Marks & Spencer has warned over a “gathering storm” ahead as it forecast a steep slump in customer demand next year and said more price hikes are on the way.

The retailer said while sales were so far proving resilient and customers are “determined” to spend over Christmas, trading will become much tougher in the new year as the cost-of-living crisis hits hard.

Shares in M&S fell 6% in morning trading on Wednesday as it forecast a “material contraction” in market demand over its next financial year. It predicted a raft of retailers will go bust as the pressures take their toll.

The chain said the M&S shopper is set to prove more resilient, while a recent overhaul at the group “may provide some insulation from the gathering storm”.

It has reined in price rises where it can, passing on price increases of around 8% across its food halls versus an 11% rise in its own costs.

But it lifted clothing and home prices by about 7% in the first half and is set to increase these further as the pound’s slump against the US dollar makes it more expensive for the group to buy in stock.

M&S said: “We expect market conditions to become more challenging in 2023-24. The combined impacts of the cost-of-living squeeze and the most marked rise in the cost of doing business for many years are creating pressure on margins industry-wide.

“All parts of the retail sector will be affected, and this will result in unviable capacity leaving the industry, creating opportunities for the leaner players who remain.”

The gloomy outlook came as it reported a 23.7% fall in underlying pre-tax profits to £205.5 million in the six months to 1 October as it saw double-digit inflation in food costs and suffered a £700,000 loss in its Ocado retail joint venture.

Profits were also knocked by the cost of higher property taxes after the end of business rates relief, as well as its exit from Russia.

M&S said like-for-like sales jumped 13.7% across its resurgent clothing and home division as its bounce-back gathers pace, while comparable sales lifted 3% across its food business.

But underlying earnings in the food division slumped to £71.8 million from £124 million a year earlier as costs weighed on the division.

M&S said it expects to post full-year pre-tax profits “similar” to the guidance it set out previously, with most analysts expecting a fall in underlying profits to £397 million against £523 million in 2021-22.

The company said trading in the first four weeks of its all-important second half was in line with its forecasts, with sales up 4.2% in clothing and home, 3% higher for food and 4.1% ahead in its international business.

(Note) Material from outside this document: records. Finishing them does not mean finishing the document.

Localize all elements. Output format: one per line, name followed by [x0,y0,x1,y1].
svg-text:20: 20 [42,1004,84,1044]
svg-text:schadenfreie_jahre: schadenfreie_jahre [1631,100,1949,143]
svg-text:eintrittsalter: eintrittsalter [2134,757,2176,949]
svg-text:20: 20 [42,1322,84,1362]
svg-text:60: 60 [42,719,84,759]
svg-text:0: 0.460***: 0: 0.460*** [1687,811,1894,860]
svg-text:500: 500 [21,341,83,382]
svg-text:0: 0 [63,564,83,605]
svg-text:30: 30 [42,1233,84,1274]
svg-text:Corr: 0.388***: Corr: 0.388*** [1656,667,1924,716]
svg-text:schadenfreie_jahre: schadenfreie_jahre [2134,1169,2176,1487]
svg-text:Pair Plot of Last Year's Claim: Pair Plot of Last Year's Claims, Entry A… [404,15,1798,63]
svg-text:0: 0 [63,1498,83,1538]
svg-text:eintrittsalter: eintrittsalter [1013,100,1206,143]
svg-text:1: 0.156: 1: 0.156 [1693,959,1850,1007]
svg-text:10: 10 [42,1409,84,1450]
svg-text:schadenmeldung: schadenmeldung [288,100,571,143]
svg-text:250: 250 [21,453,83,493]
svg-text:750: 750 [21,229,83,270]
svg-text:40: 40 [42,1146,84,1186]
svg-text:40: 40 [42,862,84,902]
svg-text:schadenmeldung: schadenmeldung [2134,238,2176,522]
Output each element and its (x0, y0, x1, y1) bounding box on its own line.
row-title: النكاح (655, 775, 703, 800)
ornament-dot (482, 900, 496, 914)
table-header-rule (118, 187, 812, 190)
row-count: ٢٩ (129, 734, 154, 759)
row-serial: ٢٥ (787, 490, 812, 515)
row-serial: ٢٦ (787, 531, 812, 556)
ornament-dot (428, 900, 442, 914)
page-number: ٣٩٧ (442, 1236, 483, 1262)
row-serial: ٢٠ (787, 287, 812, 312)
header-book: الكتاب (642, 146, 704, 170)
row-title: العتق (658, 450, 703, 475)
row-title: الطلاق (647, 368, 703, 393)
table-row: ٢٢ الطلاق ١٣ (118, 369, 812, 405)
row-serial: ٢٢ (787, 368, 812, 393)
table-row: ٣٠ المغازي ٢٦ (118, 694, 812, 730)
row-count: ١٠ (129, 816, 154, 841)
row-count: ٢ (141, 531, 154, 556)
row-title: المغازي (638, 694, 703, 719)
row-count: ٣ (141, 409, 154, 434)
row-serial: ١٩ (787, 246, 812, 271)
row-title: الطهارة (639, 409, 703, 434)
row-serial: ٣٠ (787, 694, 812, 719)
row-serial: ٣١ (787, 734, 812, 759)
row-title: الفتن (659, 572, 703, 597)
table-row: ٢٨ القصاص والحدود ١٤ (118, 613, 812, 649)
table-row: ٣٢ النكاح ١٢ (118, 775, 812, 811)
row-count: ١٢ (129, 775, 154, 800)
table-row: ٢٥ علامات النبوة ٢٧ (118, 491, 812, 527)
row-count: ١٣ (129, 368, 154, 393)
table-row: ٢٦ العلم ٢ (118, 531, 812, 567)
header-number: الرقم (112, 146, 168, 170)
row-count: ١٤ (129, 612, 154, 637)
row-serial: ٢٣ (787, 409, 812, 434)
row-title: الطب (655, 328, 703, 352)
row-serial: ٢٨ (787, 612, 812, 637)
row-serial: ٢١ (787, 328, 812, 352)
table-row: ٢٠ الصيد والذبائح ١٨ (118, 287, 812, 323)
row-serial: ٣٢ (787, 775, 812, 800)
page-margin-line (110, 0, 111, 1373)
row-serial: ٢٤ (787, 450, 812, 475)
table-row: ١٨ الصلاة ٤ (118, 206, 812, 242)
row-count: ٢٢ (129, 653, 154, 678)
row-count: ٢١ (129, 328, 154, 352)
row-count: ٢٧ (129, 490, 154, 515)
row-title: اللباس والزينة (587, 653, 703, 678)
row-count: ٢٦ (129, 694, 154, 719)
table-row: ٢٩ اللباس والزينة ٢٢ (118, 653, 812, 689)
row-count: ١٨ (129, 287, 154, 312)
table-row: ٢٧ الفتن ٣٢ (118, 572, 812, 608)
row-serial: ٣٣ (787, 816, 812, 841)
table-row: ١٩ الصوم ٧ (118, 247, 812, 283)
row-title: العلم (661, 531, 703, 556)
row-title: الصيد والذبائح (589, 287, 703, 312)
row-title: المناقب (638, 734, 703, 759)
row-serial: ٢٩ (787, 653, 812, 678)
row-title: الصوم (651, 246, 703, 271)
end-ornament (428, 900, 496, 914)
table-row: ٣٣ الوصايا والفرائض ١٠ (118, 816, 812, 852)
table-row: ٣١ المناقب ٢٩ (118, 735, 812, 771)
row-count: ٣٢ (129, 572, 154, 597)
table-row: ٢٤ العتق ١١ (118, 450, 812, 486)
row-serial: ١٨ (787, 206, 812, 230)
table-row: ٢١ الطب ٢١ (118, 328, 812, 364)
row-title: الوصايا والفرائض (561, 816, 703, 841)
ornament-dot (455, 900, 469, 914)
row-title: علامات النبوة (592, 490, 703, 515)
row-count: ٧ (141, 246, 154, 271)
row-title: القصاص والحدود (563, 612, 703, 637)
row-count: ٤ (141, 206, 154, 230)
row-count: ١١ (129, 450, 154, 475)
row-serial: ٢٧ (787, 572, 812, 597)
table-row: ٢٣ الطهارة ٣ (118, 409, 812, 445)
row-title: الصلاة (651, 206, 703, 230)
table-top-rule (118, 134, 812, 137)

CEO Stuart Machin said customers were prioritising Christmas spend, with a recent poll showing its shoppers have already bought around 30% of their festive gifts.

But he said “we are trying to brace ourselves” for a post-Christmas spending clampdown. “We’re very focused on the early part of next year, where some of these cost headwinds for households will hit,” he said.

It is looking to make savings of around £150 million in 2023-24 to offset soaring inflation and help it weather the tougher trading.

M&S recently said it is speeding up a major shake-up of its stores estate, which will result in the closure of 67 larger shops as part of long-term plans to axe 110 stores under a sweeping overhaul led by previous boss Steve Rowe.

Susannah Streeter at Hargreaves Lansdown said the restructuring was “showing great strides of progress”. “However, there are signs in the last four weeks that demand is weakening, as cost-of-living headwinds whip up and with costs set to stay elevated it’s clear the next year will be challenging,” she said.

Yesterday rival clothing retailer Primark promised it would not be increasing its prices before the AW23 season in order to help consumers through the cost of living crisis. George Weston, boss of its parent company AB Foods, said the move was the right thing to do for customers but would also put its rivals under pressure.